Bu projeler, günlük yaşamda da sık sık karşımıza çıkan kavramlara odaklanmaktadır; karbon emisyonlarının azaltılması, çevre dostu ve akıllı şehirler kurulması, alternatif yakıtların kullanılması, akıllı şebekelere geçiş yapılması… Bu projelerden biri de, Almanca “Industrie 4.0” olarak adlandırıldı ve ilk olarak 2011 Hannover Fuarı’nda dile getirildi. Endüstri 4.0’a duyulan güven tamdı. Almanya hükümeti, projeye ilk etapta 200 milyon Euro yatırım yaptı.
Federal Almanya Ulusal Bilim ve Araştırma Akademisi (acatech) liderliğinde “Endüstri 4.0 Strateji Belgesi” hazırlandı ve 2013’te yine Hannover Fuarı’nda duyuruldu.

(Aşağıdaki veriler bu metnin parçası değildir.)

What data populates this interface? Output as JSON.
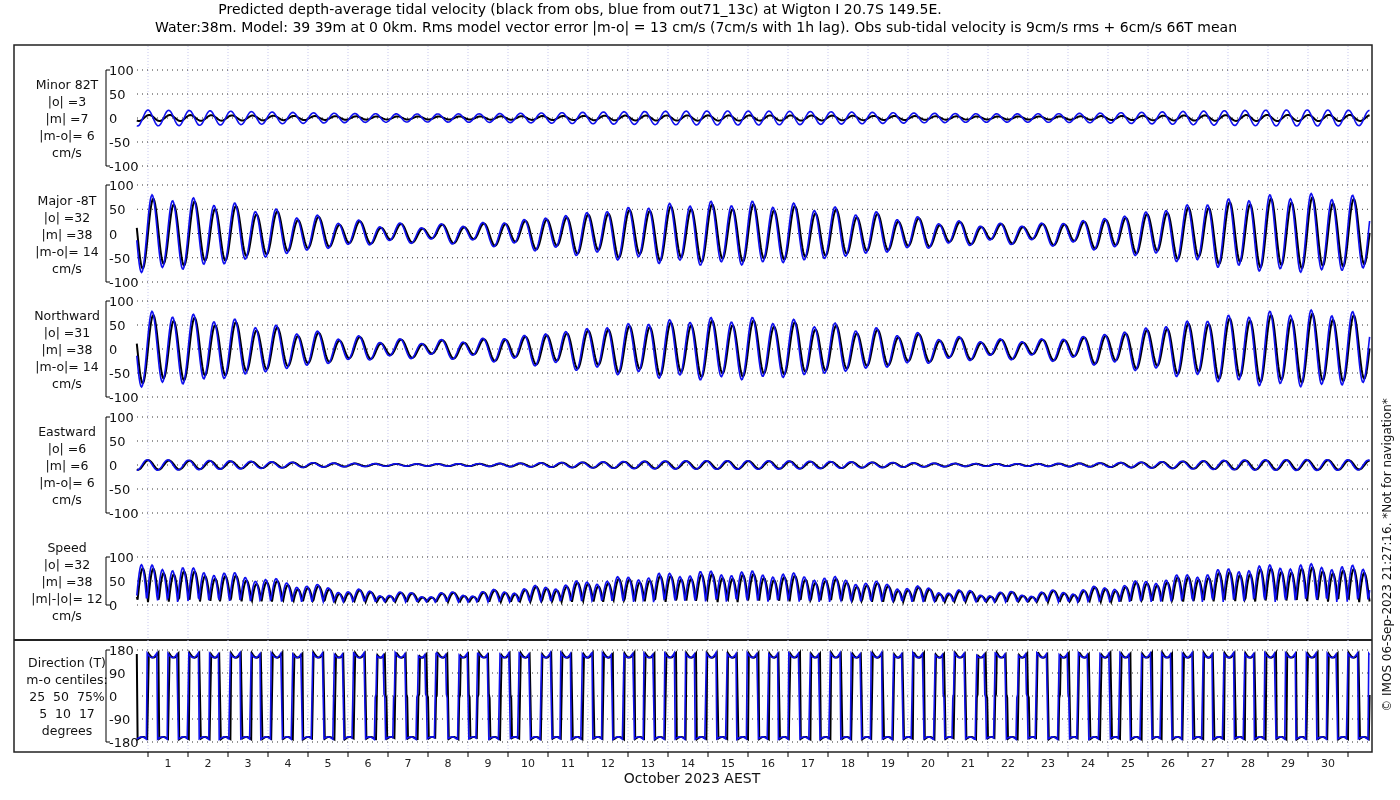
{
  "title_lines": [
    "Predicted depth-average tidal velocity (black from obs, blue from out71_13c) at Wigton I 20.7S 149.5E.",
    "Water:38m. Model: 39 39m at 0 0km. Rms model vector error |m-o| = 13 cm/s (7cm/s with 1h lag). Obs sub-tidal velocity is 9cm/s rms + 6cm/s 66T mean"
  ],
  "panels": [
    {
      "kind": "minor",
      "label_lines": [
        "Minor 82T",
        "|o| =3",
        "|m| =7",
        "|m-o|= 6",
        "cm/s"
      ],
      "yticks": [
        "100",
        "50",
        "0",
        "-50",
        "-100"
      ]
    },
    {
      "kind": "major",
      "label_lines": [
        "Major -8T",
        "|o| =32",
        "|m| =38",
        "|m-o|= 14",
        "cm/s"
      ],
      "yticks": [
        "100",
        "50",
        "0",
        "-50",
        "-100"
      ]
    },
    {
      "kind": "north",
      "label_lines": [
        "Northward",
        "|o| =31",
        "|m| =38",
        "|m-o|= 14",
        "cm/s"
      ],
      "yticks": [
        "100",
        "50",
        "0",
        "-50",
        "-100"
      ]
    },
    {
      "kind": "east",
      "label_lines": [
        "Eastward",
        "|o| =6",
        "|m| =6",
        "|m-o|= 6",
        "cm/s"
      ],
      "yticks": [
        "100",
        "50",
        "0",
        "-50",
        "-100"
      ]
    },
    {
      "kind": "speed",
      "label_lines": [
        "Speed",
        "|o| =32",
        "|m| =38",
        "|m|-|o|= 12",
        "cm/s"
      ],
      "yticks": [
        "100",
        "50",
        "0"
      ]
    },
    {
      "kind": "direction",
      "label_lines": [
        "Direction (T)",
        "m-o centiles:",
        "25  50  75%",
        "5  10  17",
        "degrees"
      ],
      "yticks": [
        "180",
        "90",
        "0",
        "-90",
        "-180"
      ]
    }
  ],
  "xticks": [
    "1",
    "2",
    "3",
    "4",
    "5",
    "6",
    "7",
    "8",
    "9",
    "10",
    "11",
    "12",
    "13",
    "14",
    "15",
    "16",
    "17",
    "18",
    "19",
    "20",
    "21",
    "22",
    "23",
    "24",
    "25",
    "26",
    "27",
    "28",
    "29",
    "30"
  ],
  "xlabel": "October 2023 AEST",
  "credit": "© IMOS 06-Sep-2023 21:27:16. *Not for navigation*"
}
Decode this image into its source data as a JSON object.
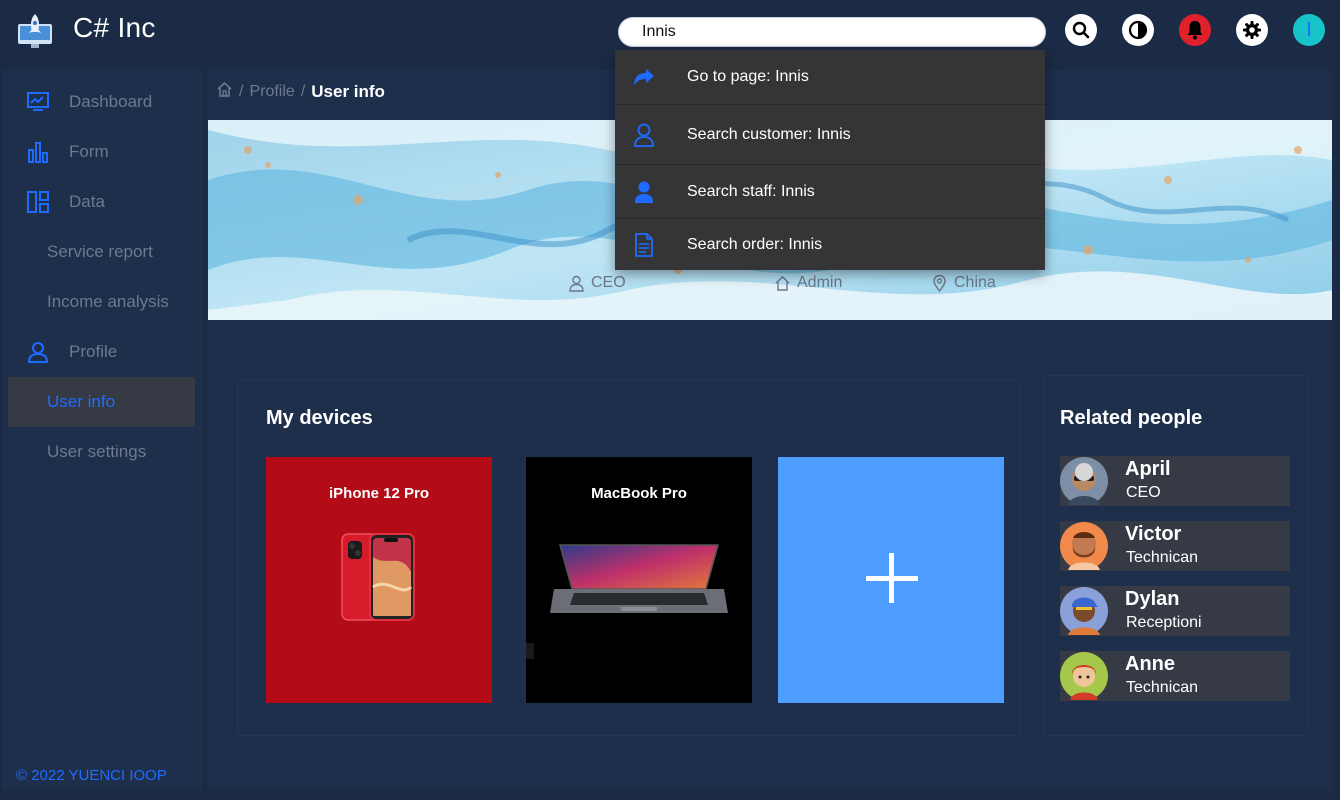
{
  "app": {
    "title": "C# Inc"
  },
  "search": {
    "value": "Innis",
    "placeholder": ""
  },
  "toolbar": {
    "search_icon": "search-icon",
    "theme_icon": "contrast-icon",
    "notifications_icon": "bell-icon",
    "settings_icon": "gear-icon",
    "avatar_initial": "I"
  },
  "sidebar": {
    "items": [
      {
        "label": "Dashboard",
        "icon": "monitor-chart-icon"
      },
      {
        "label": "Form",
        "icon": "bar-chart-icon"
      },
      {
        "label": "Data",
        "icon": "layout-icon"
      },
      {
        "label": "Service report"
      },
      {
        "label": "Income analysis"
      },
      {
        "label": "Profile",
        "icon": "user-icon"
      },
      {
        "label": "User info",
        "active": true
      },
      {
        "label": "User settings"
      }
    ],
    "footer": "© 2022 YUENCI IOOP"
  },
  "breadcrumb": {
    "sep1": "/",
    "profile": "Profile",
    "sep2": "/",
    "current": "User info"
  },
  "banner": {
    "role": "CEO",
    "group": "Admin",
    "location": "China"
  },
  "devices": {
    "title": "My devices",
    "items": [
      {
        "name": "iPhone 12 Pro",
        "color": "#b30c17"
      },
      {
        "name": "MacBook Pro",
        "color": "#000000"
      }
    ],
    "add_color": "#4d9eff"
  },
  "people": {
    "title": "Related people",
    "items": [
      {
        "name": "April",
        "role": "CEO",
        "color": "#7d8fa6"
      },
      {
        "name": "Victor",
        "role": "Technican",
        "color": "#f0894a"
      },
      {
        "name": "Dylan",
        "role": "Receptioni",
        "color": "#8aa0d8"
      },
      {
        "name": "Anne",
        "role": "Technican",
        "color": "#a6c84a"
      }
    ]
  },
  "dropdown": {
    "items": [
      {
        "label": "Go to page: Innis",
        "icon": "share-arrow-icon"
      },
      {
        "label": "Search customer: Innis",
        "icon": "user-outline-icon"
      },
      {
        "label": "Search staff: Innis",
        "icon": "user-filled-icon"
      },
      {
        "label": "Search order: Innis",
        "icon": "document-icon"
      }
    ]
  },
  "colors": {
    "accent": "#1e6cff",
    "background": "#1b2b45",
    "panel": "#1e2f4c"
  }
}
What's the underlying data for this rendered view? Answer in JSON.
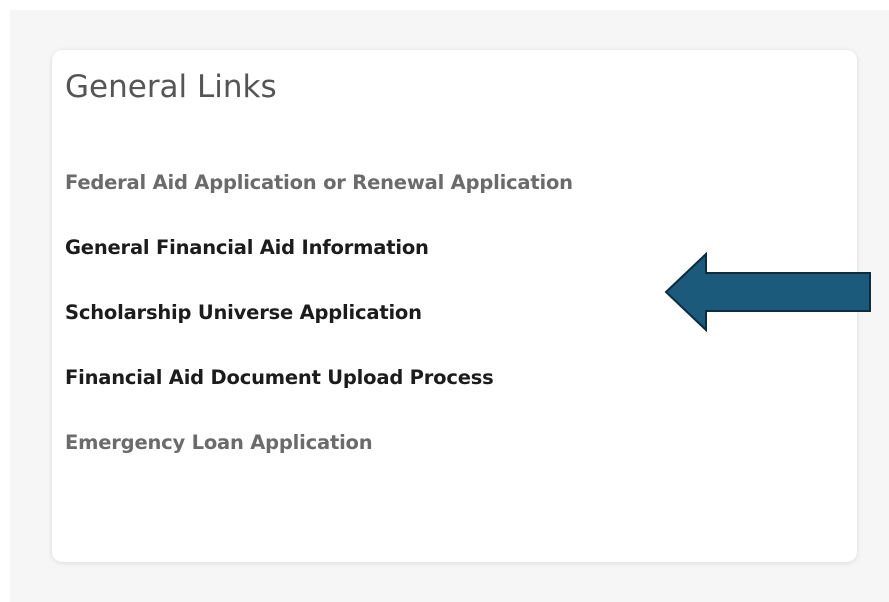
{
  "card": {
    "title": "General Links",
    "links": [
      {
        "label": "Federal Aid Application or Renewal Application",
        "style": "muted"
      },
      {
        "label": "General Financial Aid Information",
        "style": "dark"
      },
      {
        "label": "Scholarship Universe Application",
        "style": "dark"
      },
      {
        "label": "Financial Aid Document Upload Process",
        "style": "dark"
      },
      {
        "label": "Emergency Loan Application",
        "style": "muted"
      }
    ]
  },
  "annotation": {
    "icon": "left-arrow-icon",
    "fill_color": "#1b5a7a",
    "stroke_color": "#0c2c40"
  },
  "colors": {
    "muted_link": "#6b6b6b",
    "dark_link": "#1c1c1c",
    "title": "#555555",
    "background": "#f6f6f6"
  }
}
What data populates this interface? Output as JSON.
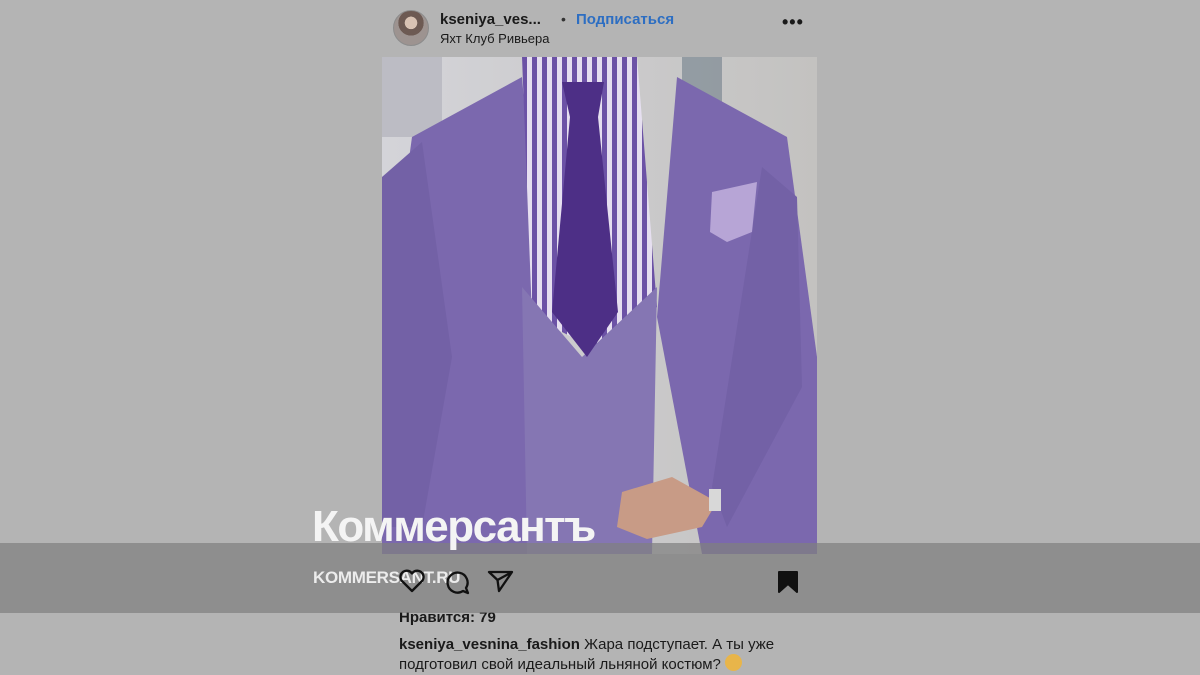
{
  "post": {
    "username": "kseniya_ves...",
    "dot": "•",
    "follow_label": "Подписаться",
    "location": "Яхт Клуб Ривьера",
    "more": "•••"
  },
  "watermark": {
    "brand": "Коммерсантъ",
    "site": "KOMMERSANT.RU"
  },
  "icons": {
    "like": "heart-icon",
    "comment": "comment-icon",
    "share": "send-icon",
    "save": "bookmark-icon"
  },
  "likes_text": "Нравится: 79",
  "caption": {
    "user": "kseniya_vesnina_fashion",
    "text": " Жара подступает. А ты уже подготовил свой идеальный льняной костюм?"
  },
  "colors": {
    "background": "#b4b4b4",
    "accent_link": "#2d6ec2",
    "suit": "#7b68ae",
    "tie": "#4d2f86"
  }
}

Bu strateji belgesi temelde Almanya odaklı olmakla birlikte, bu yeni devrimin ana niteliklerini de açıklıyor, dolayısıyla tüm dünyaya yeni bir endüstrinin kapılarını açıyordu.
Endüstri 4.0 kavramının temeli; endüstriyel üretimde ilgili tüm birimlerin birbiriyle haberleşmesine, bütün verilere gerçek zamanlı olarak ulaşılabilmesine, bu veriler sayesinde optimum katmadeğerin sağlanmasına dayanıyor. Endüstri 4.0’ın sadece bir kuram olarak kalmasını önlemek ve eyleme geçmek üzere, yine 2013 yılında, BITCOM, VDMA ve ZVEI adlı üç kuruluş “Endüstri 4.0 Platformu” nu hayata geçirdi. Çalışmalarını halen sürdüren bu platform öncelikle yeni teknolojilerin gelişimini desteklemeyi,
Endüstri 4.0 vizyonu için temel standartları belirlemeyi, yeni iş modellerini tanımlamayı ve toplumsal bilinçlendirme çalışmaları yapmayı hedefledi.
Endüsti 4.0 kavramı zaman içinde, iş dünyasının ve akademik çevrelerin de katkılarıyla Almanya’nın ötesine ulaşarak yeni bir endüstriyel sistem kurmayı tasarlayan tüm ülkelerin ilgi alanı haline geldi. Gerekli yasal düzenlemelerin de desteği ile bu kavramın daha da yaygınlaşması, yeni ürün ve süreçlere yönelik daha etkili fırsatların yaratılması hedefleniyor.